"wie auch wir vergeben unsern Schuldigern"

Matthäus 18,21-35


„wie auch wir vergeben unseren Schuldigern“

 

Liebe Gemeinde,

ich muss mit einem Geständnis beginnen: Die Geschichte vom „Schalksknecht“, unser heutiges Sonntagsevangelium und zugleich Predigttext, ist mir vielleicht die allerliebste im Neuen Testament. Das kommt wohl auch daher, dass ich damit einen meiner zwei größten Unterrichtserfolge in der Schule hatte, als junger Pfarrer in Coburg, dem das Unterrichten vor allem in den mittleren Klassen der Realschule nicht so leicht fiel.
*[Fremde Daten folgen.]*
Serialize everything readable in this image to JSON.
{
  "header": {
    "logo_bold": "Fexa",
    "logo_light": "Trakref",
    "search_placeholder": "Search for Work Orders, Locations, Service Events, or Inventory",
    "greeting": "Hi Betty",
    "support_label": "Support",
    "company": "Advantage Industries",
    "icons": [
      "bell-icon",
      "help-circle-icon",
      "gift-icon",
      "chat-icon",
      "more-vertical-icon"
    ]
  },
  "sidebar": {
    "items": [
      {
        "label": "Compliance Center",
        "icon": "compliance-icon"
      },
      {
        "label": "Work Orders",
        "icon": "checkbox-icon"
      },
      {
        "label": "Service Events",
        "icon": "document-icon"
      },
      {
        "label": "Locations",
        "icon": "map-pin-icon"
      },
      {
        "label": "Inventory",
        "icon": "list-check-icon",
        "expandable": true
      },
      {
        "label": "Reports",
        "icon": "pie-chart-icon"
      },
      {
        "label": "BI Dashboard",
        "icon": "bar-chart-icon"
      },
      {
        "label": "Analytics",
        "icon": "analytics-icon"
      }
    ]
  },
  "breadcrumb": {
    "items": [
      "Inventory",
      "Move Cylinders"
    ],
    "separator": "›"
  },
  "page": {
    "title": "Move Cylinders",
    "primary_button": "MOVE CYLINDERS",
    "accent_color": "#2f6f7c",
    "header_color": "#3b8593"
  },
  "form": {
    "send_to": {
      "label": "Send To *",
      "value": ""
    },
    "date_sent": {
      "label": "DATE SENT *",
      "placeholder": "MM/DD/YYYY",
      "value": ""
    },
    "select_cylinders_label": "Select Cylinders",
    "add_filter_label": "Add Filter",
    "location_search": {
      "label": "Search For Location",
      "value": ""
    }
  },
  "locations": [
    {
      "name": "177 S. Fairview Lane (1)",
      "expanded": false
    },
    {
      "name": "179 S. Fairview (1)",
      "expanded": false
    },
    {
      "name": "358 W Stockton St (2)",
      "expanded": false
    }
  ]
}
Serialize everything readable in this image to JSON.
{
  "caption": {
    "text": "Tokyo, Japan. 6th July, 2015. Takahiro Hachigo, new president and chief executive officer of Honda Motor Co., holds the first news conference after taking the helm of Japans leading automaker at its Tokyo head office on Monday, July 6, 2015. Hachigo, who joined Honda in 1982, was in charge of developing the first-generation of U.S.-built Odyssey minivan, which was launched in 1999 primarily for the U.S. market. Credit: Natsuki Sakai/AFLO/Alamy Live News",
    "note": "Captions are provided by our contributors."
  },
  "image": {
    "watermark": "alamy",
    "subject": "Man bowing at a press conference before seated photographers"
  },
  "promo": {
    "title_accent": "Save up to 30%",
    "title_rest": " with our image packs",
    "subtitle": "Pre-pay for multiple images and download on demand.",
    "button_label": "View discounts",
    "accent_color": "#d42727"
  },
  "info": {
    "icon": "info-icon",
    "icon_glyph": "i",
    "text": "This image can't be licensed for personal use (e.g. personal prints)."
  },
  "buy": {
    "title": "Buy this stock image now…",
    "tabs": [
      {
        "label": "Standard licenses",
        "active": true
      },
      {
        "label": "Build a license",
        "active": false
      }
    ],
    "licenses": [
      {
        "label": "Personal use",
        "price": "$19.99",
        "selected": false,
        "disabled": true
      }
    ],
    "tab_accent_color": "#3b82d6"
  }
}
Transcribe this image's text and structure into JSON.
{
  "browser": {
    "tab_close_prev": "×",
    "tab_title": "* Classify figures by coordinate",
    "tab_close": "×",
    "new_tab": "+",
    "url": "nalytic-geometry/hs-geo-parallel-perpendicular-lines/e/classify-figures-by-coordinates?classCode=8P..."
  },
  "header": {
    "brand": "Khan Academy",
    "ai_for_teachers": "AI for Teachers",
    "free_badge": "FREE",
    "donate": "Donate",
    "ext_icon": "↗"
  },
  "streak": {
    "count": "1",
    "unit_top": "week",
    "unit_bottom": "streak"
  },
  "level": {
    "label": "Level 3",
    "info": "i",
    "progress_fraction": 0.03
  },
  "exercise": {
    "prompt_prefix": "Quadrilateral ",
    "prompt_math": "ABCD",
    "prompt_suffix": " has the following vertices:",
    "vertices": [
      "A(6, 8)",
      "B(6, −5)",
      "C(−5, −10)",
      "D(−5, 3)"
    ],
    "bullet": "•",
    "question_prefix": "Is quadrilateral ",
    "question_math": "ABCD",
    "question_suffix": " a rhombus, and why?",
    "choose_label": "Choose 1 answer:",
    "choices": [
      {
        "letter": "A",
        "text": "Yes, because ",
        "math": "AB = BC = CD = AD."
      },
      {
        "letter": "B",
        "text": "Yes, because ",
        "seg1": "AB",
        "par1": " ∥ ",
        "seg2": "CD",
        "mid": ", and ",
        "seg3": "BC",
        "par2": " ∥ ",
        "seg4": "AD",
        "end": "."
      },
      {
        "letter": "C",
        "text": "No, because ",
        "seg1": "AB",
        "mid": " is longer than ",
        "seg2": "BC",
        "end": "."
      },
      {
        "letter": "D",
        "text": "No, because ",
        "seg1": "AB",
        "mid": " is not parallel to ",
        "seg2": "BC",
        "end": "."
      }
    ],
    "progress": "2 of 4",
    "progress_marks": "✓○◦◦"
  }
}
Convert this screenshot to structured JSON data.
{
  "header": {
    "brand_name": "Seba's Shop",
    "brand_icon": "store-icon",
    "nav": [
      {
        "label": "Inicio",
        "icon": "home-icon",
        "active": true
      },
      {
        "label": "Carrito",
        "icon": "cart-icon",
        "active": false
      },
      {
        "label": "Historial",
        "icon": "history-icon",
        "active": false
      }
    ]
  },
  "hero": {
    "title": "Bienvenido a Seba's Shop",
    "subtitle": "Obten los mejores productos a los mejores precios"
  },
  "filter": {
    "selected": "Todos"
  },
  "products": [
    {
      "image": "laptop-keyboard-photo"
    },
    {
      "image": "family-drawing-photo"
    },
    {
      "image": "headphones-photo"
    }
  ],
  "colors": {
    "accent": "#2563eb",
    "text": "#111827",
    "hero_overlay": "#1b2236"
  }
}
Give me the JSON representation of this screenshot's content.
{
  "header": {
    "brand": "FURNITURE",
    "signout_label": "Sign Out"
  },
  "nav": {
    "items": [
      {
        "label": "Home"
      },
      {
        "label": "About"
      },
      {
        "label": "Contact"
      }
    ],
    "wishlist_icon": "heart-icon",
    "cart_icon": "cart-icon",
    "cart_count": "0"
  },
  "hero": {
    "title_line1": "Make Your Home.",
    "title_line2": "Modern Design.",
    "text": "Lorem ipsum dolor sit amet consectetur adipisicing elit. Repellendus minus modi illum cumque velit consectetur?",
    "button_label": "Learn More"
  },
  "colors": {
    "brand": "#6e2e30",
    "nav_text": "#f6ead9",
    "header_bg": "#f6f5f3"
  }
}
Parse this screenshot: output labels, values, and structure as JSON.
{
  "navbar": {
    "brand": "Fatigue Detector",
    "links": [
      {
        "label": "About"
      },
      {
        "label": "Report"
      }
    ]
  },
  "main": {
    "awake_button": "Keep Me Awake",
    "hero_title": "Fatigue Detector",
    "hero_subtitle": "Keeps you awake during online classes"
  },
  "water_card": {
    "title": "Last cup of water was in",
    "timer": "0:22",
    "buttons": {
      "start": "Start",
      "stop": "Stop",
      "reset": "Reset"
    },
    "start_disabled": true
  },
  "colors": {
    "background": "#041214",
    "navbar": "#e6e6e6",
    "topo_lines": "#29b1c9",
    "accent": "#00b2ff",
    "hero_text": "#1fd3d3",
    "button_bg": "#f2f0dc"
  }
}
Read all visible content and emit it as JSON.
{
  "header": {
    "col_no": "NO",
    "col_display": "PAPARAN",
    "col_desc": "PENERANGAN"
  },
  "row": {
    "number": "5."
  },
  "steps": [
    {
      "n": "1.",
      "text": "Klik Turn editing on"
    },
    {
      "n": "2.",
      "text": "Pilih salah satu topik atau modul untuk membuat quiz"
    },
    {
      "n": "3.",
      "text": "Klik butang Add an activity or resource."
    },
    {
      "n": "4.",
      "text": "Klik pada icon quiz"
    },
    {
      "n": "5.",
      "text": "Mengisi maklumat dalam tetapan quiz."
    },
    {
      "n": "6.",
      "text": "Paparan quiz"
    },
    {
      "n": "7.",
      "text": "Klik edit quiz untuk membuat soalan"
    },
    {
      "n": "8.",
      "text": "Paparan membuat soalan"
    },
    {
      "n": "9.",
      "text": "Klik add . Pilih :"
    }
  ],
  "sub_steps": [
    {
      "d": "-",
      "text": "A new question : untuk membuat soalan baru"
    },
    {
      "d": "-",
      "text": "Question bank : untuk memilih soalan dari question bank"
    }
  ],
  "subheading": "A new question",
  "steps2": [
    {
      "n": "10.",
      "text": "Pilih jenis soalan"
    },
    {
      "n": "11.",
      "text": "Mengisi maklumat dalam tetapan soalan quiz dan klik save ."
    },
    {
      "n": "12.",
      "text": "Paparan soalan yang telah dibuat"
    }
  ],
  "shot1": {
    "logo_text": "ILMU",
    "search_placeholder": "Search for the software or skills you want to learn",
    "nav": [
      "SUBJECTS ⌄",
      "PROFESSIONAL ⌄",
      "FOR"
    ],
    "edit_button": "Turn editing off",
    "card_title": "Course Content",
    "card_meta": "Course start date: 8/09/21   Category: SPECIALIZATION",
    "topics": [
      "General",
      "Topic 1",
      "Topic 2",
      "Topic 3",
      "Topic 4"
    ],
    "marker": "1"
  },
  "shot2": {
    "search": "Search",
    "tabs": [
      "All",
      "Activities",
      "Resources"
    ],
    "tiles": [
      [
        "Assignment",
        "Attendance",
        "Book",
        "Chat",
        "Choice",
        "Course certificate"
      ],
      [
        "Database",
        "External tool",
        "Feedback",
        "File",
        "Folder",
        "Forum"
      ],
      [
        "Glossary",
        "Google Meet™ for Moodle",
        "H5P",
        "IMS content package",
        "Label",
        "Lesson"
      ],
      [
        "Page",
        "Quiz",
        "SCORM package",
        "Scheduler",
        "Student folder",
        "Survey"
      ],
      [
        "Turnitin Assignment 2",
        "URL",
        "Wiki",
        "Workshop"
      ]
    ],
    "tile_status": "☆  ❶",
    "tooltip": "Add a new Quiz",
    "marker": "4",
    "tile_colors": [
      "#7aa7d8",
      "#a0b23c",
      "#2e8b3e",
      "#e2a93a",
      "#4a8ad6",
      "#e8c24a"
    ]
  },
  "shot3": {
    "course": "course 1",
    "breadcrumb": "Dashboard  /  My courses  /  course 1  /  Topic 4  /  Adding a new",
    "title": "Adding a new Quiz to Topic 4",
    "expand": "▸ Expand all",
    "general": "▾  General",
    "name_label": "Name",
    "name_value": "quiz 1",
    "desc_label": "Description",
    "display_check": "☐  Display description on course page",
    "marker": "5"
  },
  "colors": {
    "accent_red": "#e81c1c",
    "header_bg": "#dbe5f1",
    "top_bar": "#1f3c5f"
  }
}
In der dritten oder vierten Klasse der Grundschule, in der die Geschichte auf dem Lehrplan stand – es war die ungeliebte sechste Stunde, in der oft die Aufmerksamkeit nachlässt, die Unruhe dafür umso mehr wächst – klagten mehrere Kinder beim Klingelzeichen um 13 Uhr: Ach, ist die Stunde schon vorbei! (Und das ehrlich). Ich hatte ihnen diese Geschichte erzählt, und sie konnten sich so richtig aufregen über diesen Knecht, diesen Schalk. Dabei geht es gar nicht lustig zu, sondern endet todernst. Aber „Schalk“ bedeutete früher eben nicht Clown oder Witzbold, der manchem im Nacken sitzt und irgendwelche Späße einflüstert. Schalk hieß früher ganz einfach „Knecht“. Vielleicht übersetzen wir dann das doppelt gemoppelte „Schalksknecht“ etwas ordinär mit „Saukerl“.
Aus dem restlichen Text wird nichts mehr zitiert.